If I ever start a fifth (no, wait, sixth? seventh?) career as an English teacher, I will happily drive my students crazy. I’m sure they already deserve it, whoever and wherever they are.
Lesson for the day: you do not throw yourself into your sword (or any other sharp implement). The word you are vainly searching for is “onto.” You throw yourself onto your sword, such as in the example of King Saul. He threw himself onto his sword. You very well may throw yourself into a foxhole, a privy, a nest of adders, or a slough of despond. I suppose you might throw yourself into a fury, though I feel much more comfortable with working yourself into a fury. You work yourself into a job (if you have the determination); you might work yourself onto a job if it’s a site-specific job, but I would avoid that if possible.

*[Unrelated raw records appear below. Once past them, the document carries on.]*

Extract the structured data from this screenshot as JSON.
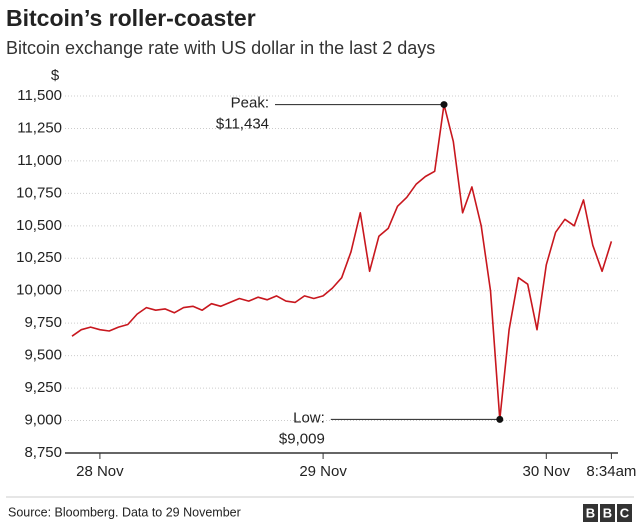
{
  "chart_data": {
    "type": "line",
    "title": "Bitcoin’s roller-coaster",
    "subtitle": "Bitcoin exchange rate with US dollar in the last 2 days",
    "y_unit": "$",
    "categories": [
      null,
      null,
      null,
      "28 Nov",
      null,
      null,
      null,
      null,
      null,
      null,
      null,
      null,
      null,
      null,
      null,
      null,
      null,
      null,
      null,
      null,
      null,
      null,
      null,
      null,
      null,
      null,
      null,
      "29 Nov",
      null,
      null,
      null,
      null,
      null,
      null,
      null,
      null,
      null,
      null,
      null,
      null,
      null,
      null,
      null,
      null,
      null,
      null,
      null,
      null,
      null,
      null,
      null,
      "30 Nov",
      null,
      null,
      null,
      null,
      null,
      null,
      "8:34am"
    ],
    "series": [
      {
        "name": "Bitcoin",
        "color": "#c8171e",
        "values": [
          9650,
          9700,
          9720,
          9700,
          9690,
          9720,
          9740,
          9820,
          9870,
          9850,
          9860,
          9830,
          9870,
          9880,
          9850,
          9900,
          9880,
          9910,
          9940,
          9920,
          9950,
          9930,
          9960,
          9920,
          9910,
          9960,
          9940,
          9960,
          10020,
          10100,
          10300,
          10600,
          10150,
          10420,
          10480,
          10650,
          10720,
          10820,
          10880,
          10920,
          11434,
          11150,
          10600,
          10800,
          10500,
          10000,
          9009,
          9700,
          10100,
          10050,
          9700,
          10200,
          10450,
          10550,
          10500,
          10700,
          10350,
          10150,
          10380
        ]
      }
    ],
    "ylim": [
      8750,
      11500
    ],
    "yticks": [
      {
        "value": 8750,
        "label": "8,750"
      },
      {
        "value": 9000,
        "label": "9,000"
      },
      {
        "value": 9250,
        "label": "9,250"
      },
      {
        "value": 9500,
        "label": "9,500"
      },
      {
        "value": 9750,
        "label": "9,750"
      },
      {
        "value": 10000,
        "label": "10,000"
      },
      {
        "value": 10250,
        "label": "10,250"
      },
      {
        "value": 10500,
        "label": "10,500"
      },
      {
        "value": 10750,
        "label": "10,750"
      },
      {
        "value": 11000,
        "label": "11,000"
      },
      {
        "value": 11250,
        "label": "11,250"
      },
      {
        "value": 11500,
        "label": "11,500"
      }
    ],
    "grid": true,
    "annotations": [
      {
        "text": "Peak:",
        "label": "$11,434",
        "value": 11434
      },
      {
        "text": "Low:",
        "label": "$9,009",
        "value": 9009
      }
    ],
    "source": "Source: Bloomberg. Data to 29 November",
    "logo": [
      "B",
      "B",
      "C"
    ]
  }
}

Lord knows I’m guilty every now and then, but this isn’t one of those cases where he who is without sin is not allowed to critique. The almost-right word is not the right word. Lightning is not the same as a lightning bug (thank you, Mr. Twain). A fire hydrant isn’t a hydra, even if the hydra happens to be on fire. If you take the elevator, it very well might elevate her if your girlfriend is along, but only if you’re both going up, but that doesn’t mean she’s an elevator (though there is a case to be made for that if she has a net positive effect on your spirits).
Speaking of which, don’t ever address a group of people as “you guys” if my mother happens to be in that group of people. You will most assuredly be called on the carpet (whether you’re standing on one or not) for your slaughter of what is historically a gender-specific word. I assume that never happens in the deep South.